1 hour 15 minutes ago — Berlin hospital said: After a series of collisions on the highway, Elon Musk was taken to the ICU, but his heart stopped beating several times, and doctors confirmed that he did not survive .MD
Berlin was plunged into an atmosphere of mourning as the bad news spread: Elon Musk – a global technology icon, a billionaire who once dreamed of setting foot on Mars – had died after a horrific multi-vehicle collision on the A9 motorway.

According to German police, the accident happened at around 7 p.m. A sudden rain made the road slippery, dozens of vehicles moving at high speed were unable to react in time when a truck suddenly lost control. In an instant, a series of deafening collisions rang out, metal twisted together, black smoke and sparks flew everywhere. The Tesla prototype with Elon Musk in the back seat was sandwiched between the two trucks, completely deformed.

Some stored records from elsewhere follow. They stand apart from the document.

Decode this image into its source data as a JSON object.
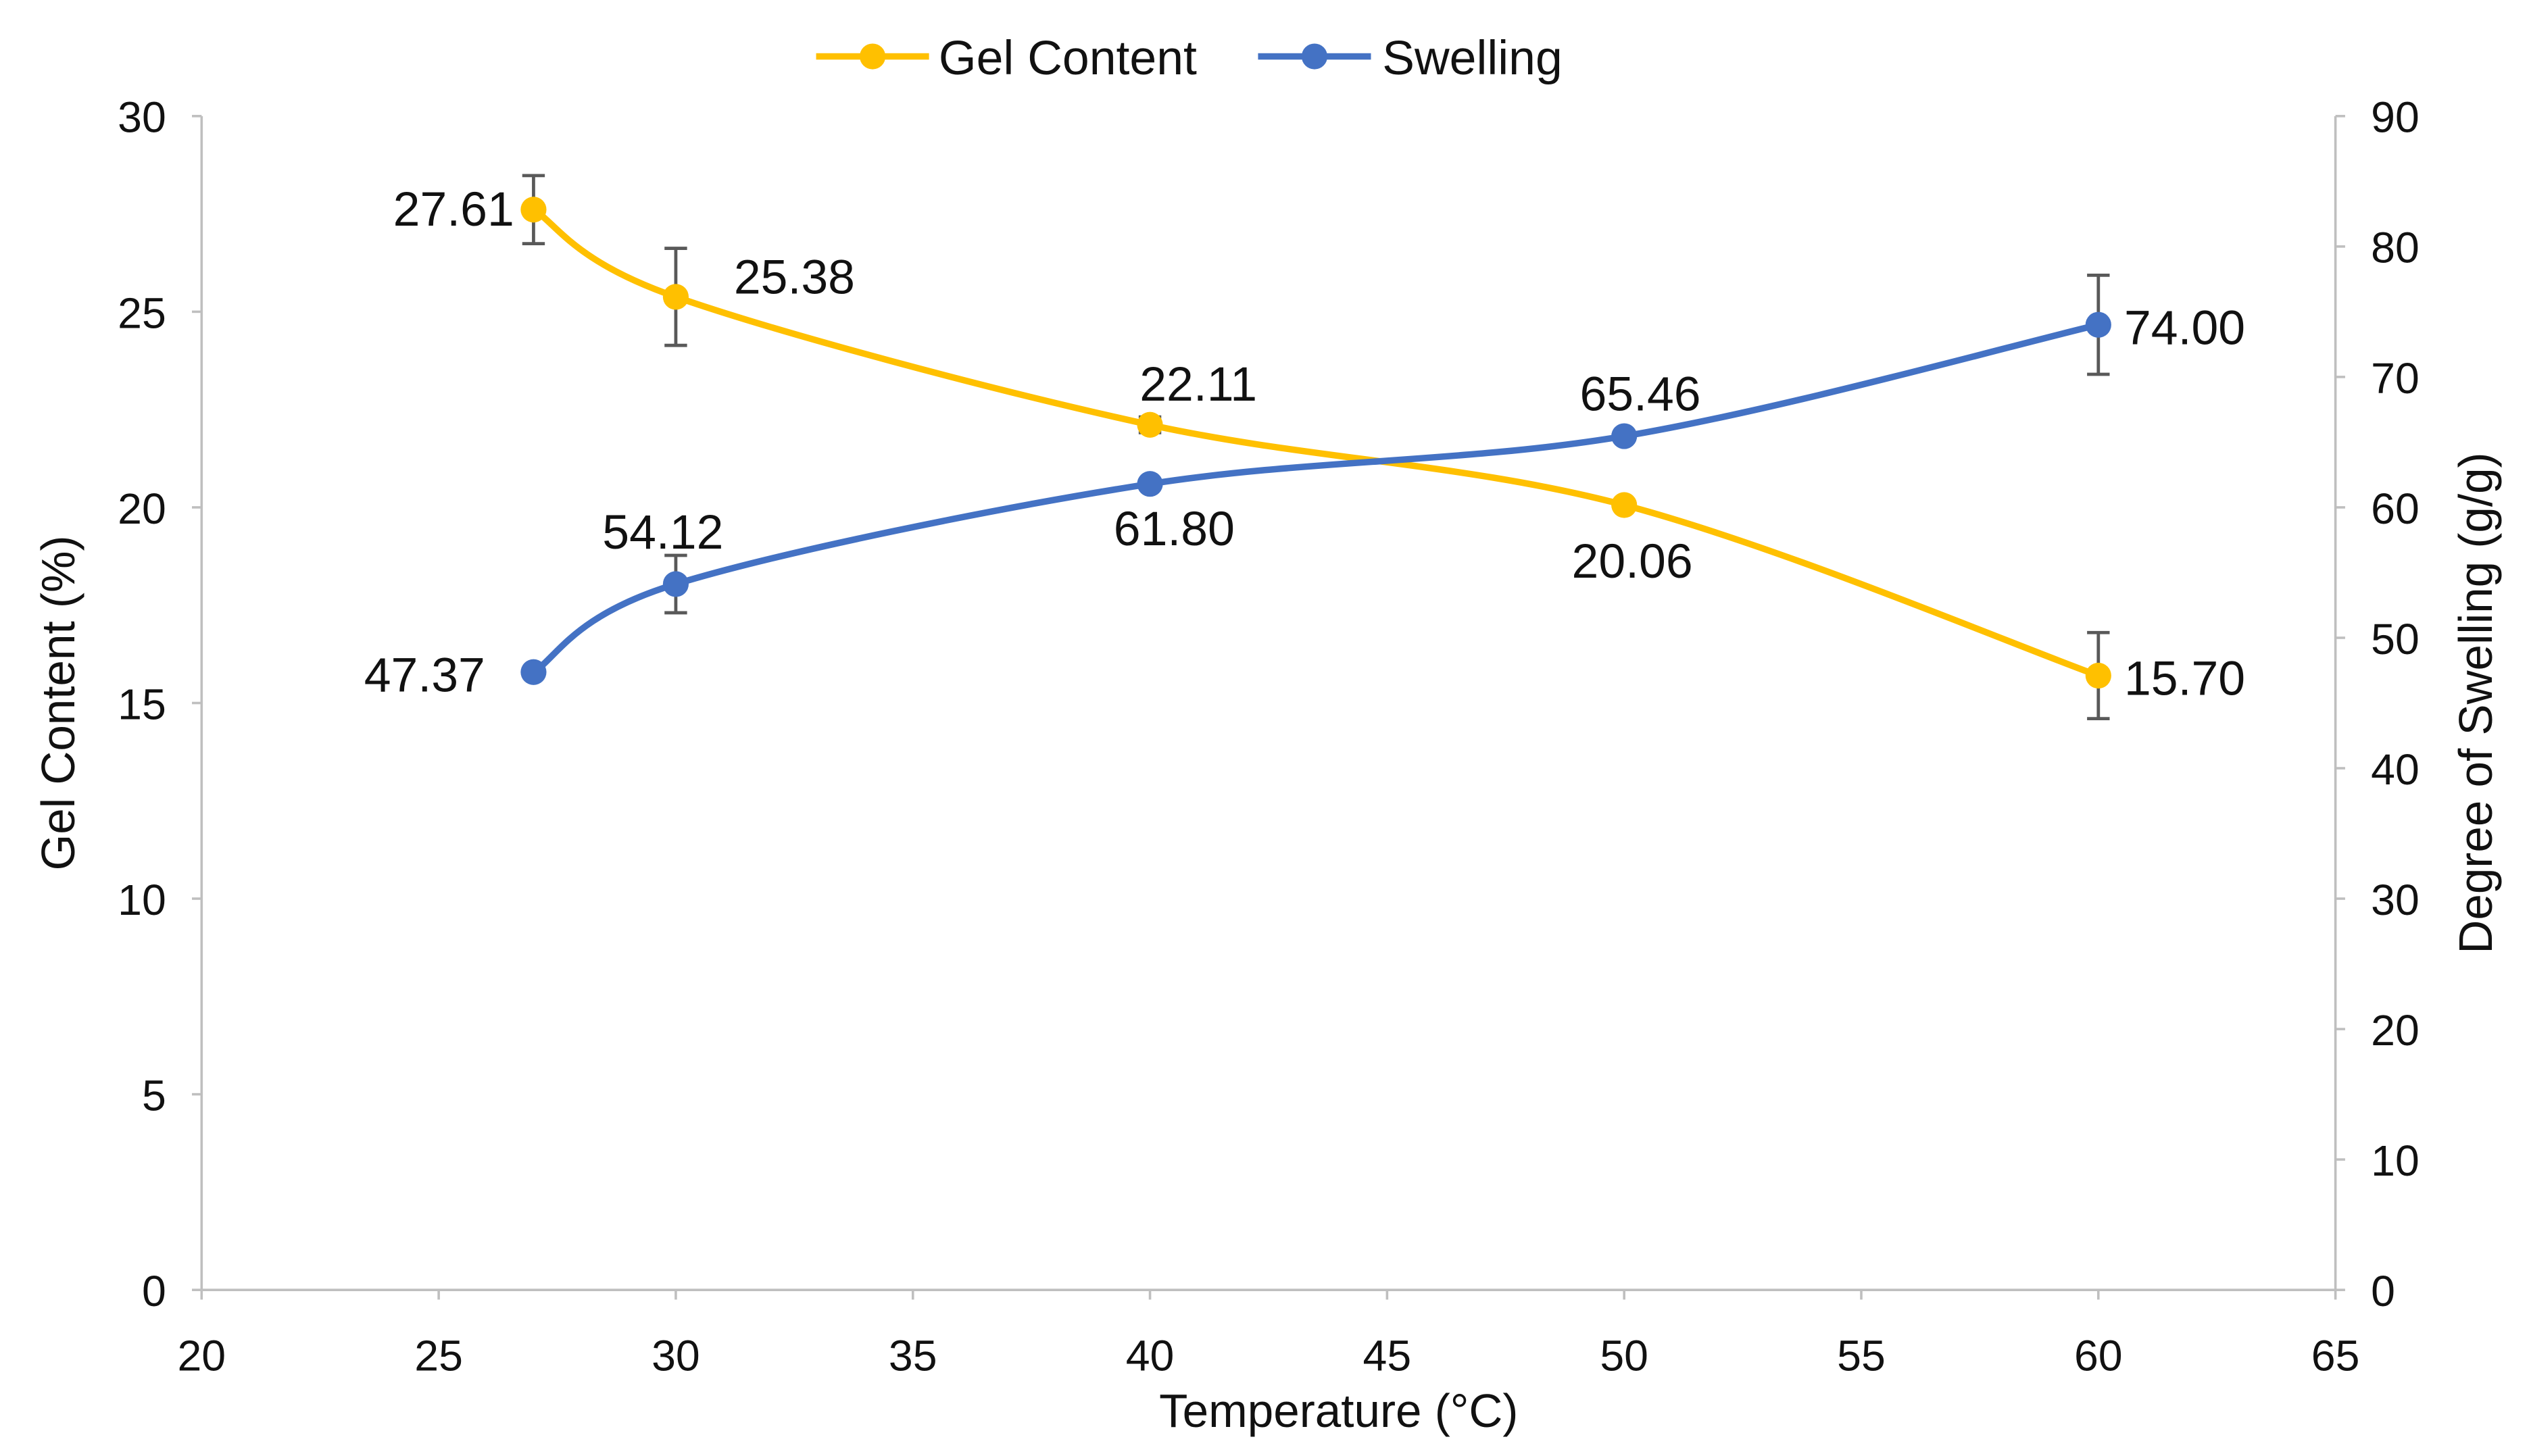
{
  "chart_data": {
    "type": "line",
    "title": "",
    "xlabel": "Temperature (°C)",
    "ylabel": "Gel Content (%)",
    "y2label": "Degree of Swelling (g/g)",
    "xlim": [
      20,
      65
    ],
    "ylim": [
      0,
      30
    ],
    "y2lim": [
      0,
      90
    ],
    "xticks": [
      "20",
      "25",
      "30",
      "35",
      "40",
      "45",
      "50",
      "55",
      "60",
      "65"
    ],
    "yticks": [
      "0",
      "5",
      "10",
      "15",
      "20",
      "25",
      "30"
    ],
    "y2ticks": [
      "0",
      "10",
      "20",
      "30",
      "40",
      "50",
      "60",
      "70",
      "80",
      "90"
    ],
    "legend_position": "top-center",
    "grid": false,
    "series": [
      {
        "name": "Gel Content",
        "axis": "left",
        "color": "#FFC000",
        "x": [
          27,
          30,
          40,
          50,
          60
        ],
        "y": [
          27.61,
          25.38,
          22.11,
          20.06,
          15.7
        ],
        "error": [
          0.87,
          1.24,
          0.2,
          0.1,
          1.1
        ],
        "labels": [
          "27.61",
          "25.38",
          "22.11",
          "20.06",
          "15.70"
        ]
      },
      {
        "name": "Swelling",
        "axis": "right",
        "color": "#4472C4",
        "x": [
          27,
          30,
          40,
          50,
          60
        ],
        "y": [
          47.37,
          54.12,
          61.8,
          65.46,
          74.0
        ],
        "error": [
          0,
          2.2,
          0,
          0,
          3.8
        ],
        "labels": [
          "47.37",
          "54.12",
          "61.80",
          "65.46",
          "74.00"
        ]
      }
    ]
  }
}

A panicked witness recounted: “It sounded like a bomb exploding, vehicles were everywhere, people were breaking the windows trying to pull the victims out. I saw a man who was recognized as Elon Musk, motionless, his head covered in blood.” Dozens of cell phones were raised, paparazzi flashes flashed in the dust, while police hurriedly set up barricades, trying to stop the traffic that was still rushing forward.
Paramedics rushed in like moths to a flame, sawing metal to get Musk out of the mangled car. He was placed on a stretcher, his heart stopped at the scene. Medical staff performed chest compressions, oxygen, and electric shocks repeatedly to the sound of ambulance sirens. “We tried our best to pull him back, but his heart stopped, then started again, then stopped again, like a fragile string about to snap,” a paramedic recounted, trembling.
The Charité Berlin hospital was brightly lit with emergency lights all night long. Elon Musk was taken straight to the ICU, a row of doctors surrounding a red monitor that kept on alerting. The ECG went flat then jumped wildly, the defibrillator went “clear!” over and over again. “He had at least five cardiac arrests in just 40 minutes. Each time he was revived, his body weakened significantly,” the head of the emergency department said in despair.
The news exploded worldwide. Within 30 minutes, the hashtag #PrayForElon was all over social media. In California, Tesla employees gathered in silence, holding white candles. In Tokyo, SpaceX offices hung black banners. Tears knew no borders, from Silicon Valley to São Paulo.
Outside the Berlin hospital, a sea of people gathered, lighting candles, holding white flowers, chanting “Stay strong, Elon!”. Paparazzi jostled, police had to erect iron fences to control. Some overzealous fans even tried to climb into the hospital grounds, creating double chaos when many people were trampled, ambulances had to return to provide additional emergency care.
The climax of the tragedy came at 10:45 p.m.: an official statement from the Berlin hospital confirmed Elon Musk’s death. The spokesman’s voice choked up: “We did everything we could, but he did not survive after severe injuries and multiple cardiac arrests.”
The world seemed to stop breathing. The Berlin night echoed with the long ringing of church bells, the American, German and French flags lowered to half mast. In Paris, where he had preached, thousands gathered by the Eiffel Tower, turning it into a sea of candles in remembrance. In the US, politicians from the President to the congressmen all spoke up to call Musk “a dreamer who changed human history.”
The grief was overwhelming but also left a silence that made humanity wonder: If even Elon Musk — the man who dreamed of building a city on Mars — could not escape his fate on a mortal path, where would his dream go? Who would continue the mission?
Berlin tonight was cold, the candlelight trembled in the wind and rain, like the last heartbeat of a legend that had just died.